Cosa aveva fatto? In una situazione come quella, con una persona importante come
solo Matthew poteva essere, cosa aveva fatto? Nulla. Né quella sera né nei giorni
successivi: a dirla tutta, lui ci aveva provato. Nei pochi giorni passati dal
concerto di Boca Raton – e stiamo parlando di nove giorni – aveva provato ad
instaurare un minimo di rapporto con il suo migliore amico, cosa che
quest’ultimo, invece, non aveva fatto altro che evitare. Matthew lo stava evitando. Poteva esistere qualcosa
di peggiore? Sospirò e qualcosa attirò la sua attenzione: odore di fumo. “Maledetto bassista.”
Commentò a denti stretti, uscendo senza non poche difficoltà dalla sua gabbia.
Chris aveva ripreso a fumare nei bunks! Già era un ambiente estremamente piccolo e claustrofobico!

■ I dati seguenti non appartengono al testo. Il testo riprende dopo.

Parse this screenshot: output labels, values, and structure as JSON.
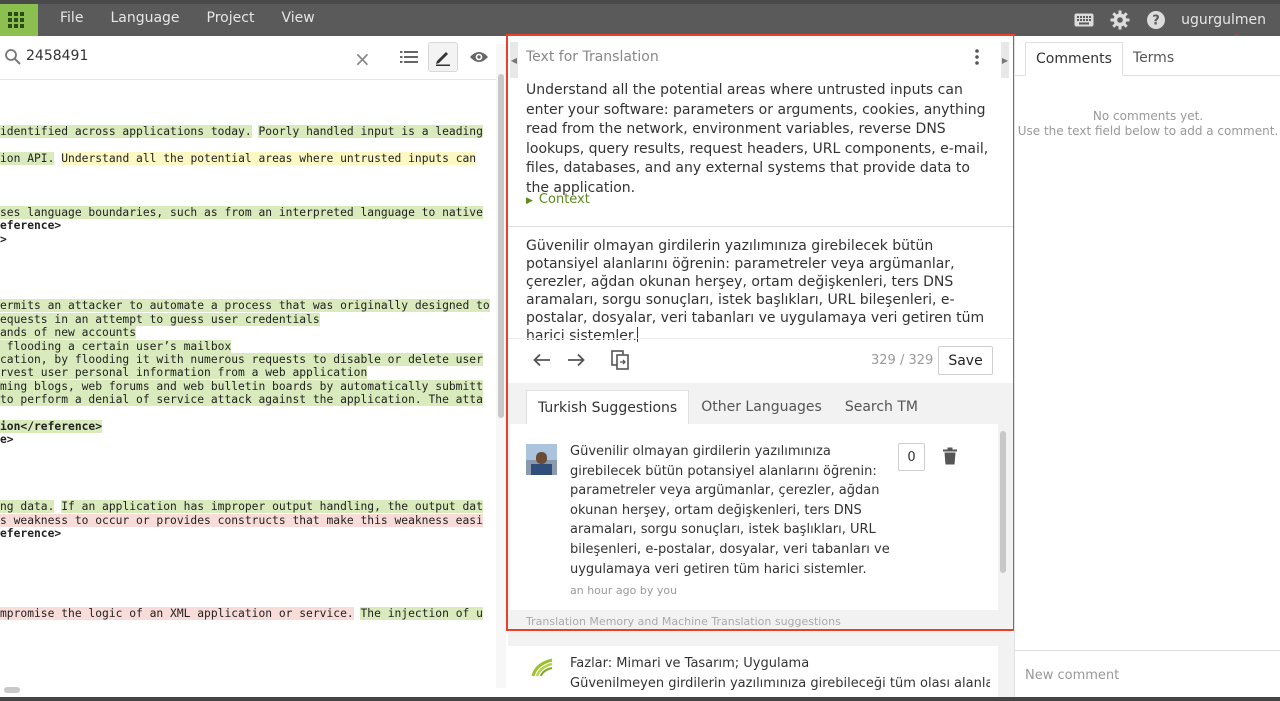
{
  "menu": [
    "File",
    "Language",
    "Project",
    "View"
  ],
  "user": "ugurgulmen",
  "search": {
    "value": "2458491"
  },
  "code_lines": [
    {
      "segs": []
    },
    {
      "segs": [
        {
          "t": "identified across applications today.",
          "c": "g"
        },
        {
          "t": " "
        },
        {
          "t": "Poorly handled input is a leading",
          "c": "g"
        }
      ]
    },
    {
      "segs": []
    },
    {
      "segs": [
        {
          "t": "ion API.",
          "c": "g"
        },
        {
          "t": " "
        },
        {
          "t": "Understand all the potential areas where untrusted inputs can",
          "c": "y"
        }
      ]
    },
    {
      "segs": []
    },
    {
      "segs": []
    },
    {
      "segs": []
    },
    {
      "segs": [
        {
          "t": "ses language boundaries, such as from an interpreted language to native",
          "c": "g"
        }
      ]
    },
    {
      "segs": [
        {
          "t": "eference>",
          "b": true
        }
      ]
    },
    {
      "segs": [
        {
          "t": ">",
          "b": true
        }
      ]
    },
    {
      "segs": []
    },
    {
      "segs": []
    },
    {
      "segs": []
    },
    {
      "segs": []
    },
    {
      "segs": [
        {
          "t": "ermits an attacker to automate a process that was originally designed to",
          "c": "g"
        }
      ]
    },
    {
      "segs": [
        {
          "t": "equests in an attempt to guess user credentials",
          "c": "g"
        }
      ]
    },
    {
      "segs": [
        {
          "t": "ands of new accounts",
          "c": "g"
        }
      ]
    },
    {
      "segs": [
        {
          "t": " flooding a certain user’s mailbox",
          "c": "g"
        }
      ]
    },
    {
      "segs": [
        {
          "t": "cation, by flooding it with numerous requests to disable or delete user",
          "c": "g"
        }
      ]
    },
    {
      "segs": [
        {
          "t": "rvest user personal information from a web application",
          "c": "g"
        }
      ]
    },
    {
      "segs": [
        {
          "t": "ming blogs, web forums and web bulletin boards by automatically submitt",
          "c": "g"
        }
      ]
    },
    {
      "segs": [
        {
          "t": "to perform a denial of service attack against the application. The atta",
          "c": "g"
        }
      ]
    },
    {
      "segs": []
    },
    {
      "segs": [
        {
          "t": "ion</reference>",
          "b": true,
          "c": "g"
        }
      ]
    },
    {
      "segs": [
        {
          "t": "e>",
          "b": true
        }
      ]
    },
    {
      "segs": []
    },
    {
      "segs": []
    },
    {
      "segs": []
    },
    {
      "segs": []
    },
    {
      "segs": [
        {
          "t": "ng data.",
          "c": "g"
        },
        {
          "t": " "
        },
        {
          "t": "If an application has improper output handling, the output dat",
          "c": "g"
        }
      ]
    },
    {
      "segs": [
        {
          "t": "s weakness to occur or provides constructs that make this weakness easi",
          "c": "p"
        }
      ]
    },
    {
      "segs": [
        {
          "t": "eference>",
          "b": true
        }
      ]
    },
    {
      "segs": []
    },
    {
      "segs": []
    },
    {
      "segs": []
    },
    {
      "segs": []
    },
    {
      "segs": []
    },
    {
      "segs": [
        {
          "t": "mpromise the logic of an XML application or service.",
          "c": "p"
        },
        {
          "t": " "
        },
        {
          "t": "The injection of u",
          "c": "g"
        }
      ]
    }
  ],
  "editor": {
    "title": "Text for Translation",
    "source": "Understand all the potential areas where untrusted inputs can enter your software: parameters or arguments, cookies, anything read from the network, environment variables, reverse DNS lookups, query results, request headers, URL components, e-mail, files, databases, and any external systems that provide data to the application.",
    "context_label": "Context",
    "target": "Güvenilir olmayan girdilerin yazılımınıza girebilecek bütün potansiyel alanlarını öğrenin: parametreler veya argümanlar, çerezler, ağdan okunan herşey, ortam değişkenleri, ters DNS aramaları, sorgu sonuçları, istek başlıkları, URL bileşenleri, e-postalar, dosyalar, veri tabanları ve uygulamaya veri getiren tüm harici sistemler.",
    "counter": "329 / 329",
    "save_label": "Save"
  },
  "suggestions": {
    "tabs": [
      "Turkish Suggestions",
      "Other Languages",
      "Search TM"
    ],
    "item": {
      "text": "Güvenilir olmayan girdilerin yazılımınıza girebilecek bütün potansiyel alanlarını öğrenin: parametreler veya argümanlar, çerezler, ağdan okunan herşey, ortam değişkenleri, ters DNS aramaları, sorgu sonuçları, istek başlıkları, URL bileşenleri, e-postalar, dosyalar, veri tabanları ve uygulamaya veri getiren tüm harici sistemler.",
      "meta": "an hour ago by you",
      "count": "0"
    },
    "tm_label": "Translation Memory and Machine Translation suggestions",
    "tm_item": {
      "title": "Fazlar: Mimari ve Tasarım; Uygulama",
      "text": "Güvenilmeyen girdilerin yazılımınıza girebileceği tüm olası alanları"
    }
  },
  "right_panel": {
    "tabs": [
      "Comments",
      "Terms"
    ],
    "empty_line1": "No comments yet.",
    "empty_line2": "Use the text field below to add a comment.",
    "new_comment_placeholder": "New comment"
  },
  "colors": {
    "accent_green": "#8bbf4f",
    "annotation_red": "#e8402c",
    "highlight_green": "#d9ebbd",
    "highlight_yellow": "#fbf8c4",
    "highlight_pink": "#f8dcd9"
  }
}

“Chris!” Urlò, tirando la tendina del bunk del bassista e con suo sommo
stupore, lo trovò addormentato. E allora da dove veniva quella puzza
insopportabile di fumo? Che fosse successo qualcosa al motore? “Chris.” Lo
chiamò, poggiando una mano sulla sua spalla. Nessuna risposta. “Chris!” Riprovò,
cominciando a scuotere l’amico, nella speranza di svegliarlo – o almeno di
ricevere un grugnito in segno di vita, ecco. “Christopher Anthony
Wolstenholme! Svegliati, porca puttana!” Urlò in fine e un leggero grugnito
risuonò nel bunk.
Ok. A
mali estremi, estremi rimedi, no? E allora Dominic decise di passare al piano B
che, a differenza di ciò che immaginate, non è il successivo al piano A: il
piano B è in realtà… Il piano Birra. “Oh mio Dio, Chris! La tua
scorta di birra!” Fece una pausa, giusto per creare un po’ di suspense e poi
bisbigliò al suo orecchio: “Distrutta!”
E improvvisamente, esattamente
com’era previsto, gli occhi di Chris si aprirono di scatto, colmi di un terrore
che solo in casi come quello poteva affliggere un uomo calmo e razionale come
lui. “Cosa?” “Oh, niente.” Rispose Dominic, facendo il vago. “Non senti
anche tu puzza di fumo?” Chris lo guardò torvo: eppure era sicuro d’aver
sentito le parole “birra” e “distrutta” nella stessa frase. Comunque, si
concentrò per qualche secondo e poi annuì: sì, c’era effettivamente una strana
puzza di fumo. “Prega che non sia il motore” sussurrò “O siamo fottuti. L’ultima
cosa che ci serve è un guasto a questo catorcio.” Si alzò, indossò le sue
ciabatte a forma di panda – un vecchio regalo di Matthew – e, seguito da
Dominic, si avviò verso il living space. Qui trovarono Matt seduto sul divano,
una coperta a coprirgli le gambe incrociate e una sigaretta consumata a metà fra
le dita. “Hey, Matt. Da quando fumi?” Chiese Dominic, avvicinandosi
all’amico.
Cazzo. Non sarebbe
dovuta andare così! Non dovevano essere lì!
Il
cantante, spaventato dai suoi amici, spense velocemente la sigaretta in un
bicchiere sul tavolino e nascose le braccia sotto le coperte, tirandole fino
alle spalle. Chris aggrottò la fronte, sospettoso. Cosa stava
succedendo? “Che nascondi?” Domandò, avvicinandosi lentamente, come se avesse
avuto paura di vederlo scappare da un momento all’altro. Matthew non
rispose, limitandosi ad alzare le coperte fino al mento. Il cuore sembrava
impazzito: batteva così veloce da poterlo sentire sbattere contro la sua stessa
pelle e gli occhi – come cavalli impazziti – correvano da una parte all’altra
della stanza, alla ricerca di un punto in cui lo guardo indagatore dei suoi
amici non lo colpisse. “Matt?” Lo chiamò ancora Chris e, non ricevendo
risposta, afferrò saldamente la coperta e la buttò a terra. I secondi che
seguirono furono, per tutti i presenti, i più lunghi delle loro vite. Quando la
coperta cadde per terra, accasciandosi su se stessa come una montagna di foglie
morte e ingiallite, il braccio destro di Matthew rimase scoperto. Una serie
interminabile di bruciature era presente sulla sua pelle: precise, concentriche,
perfettamente allineate in quattro colonne. Sembravano uno schema di qualche
gioco da tavolo, tanta era la precisione con la quale erano stati fatti.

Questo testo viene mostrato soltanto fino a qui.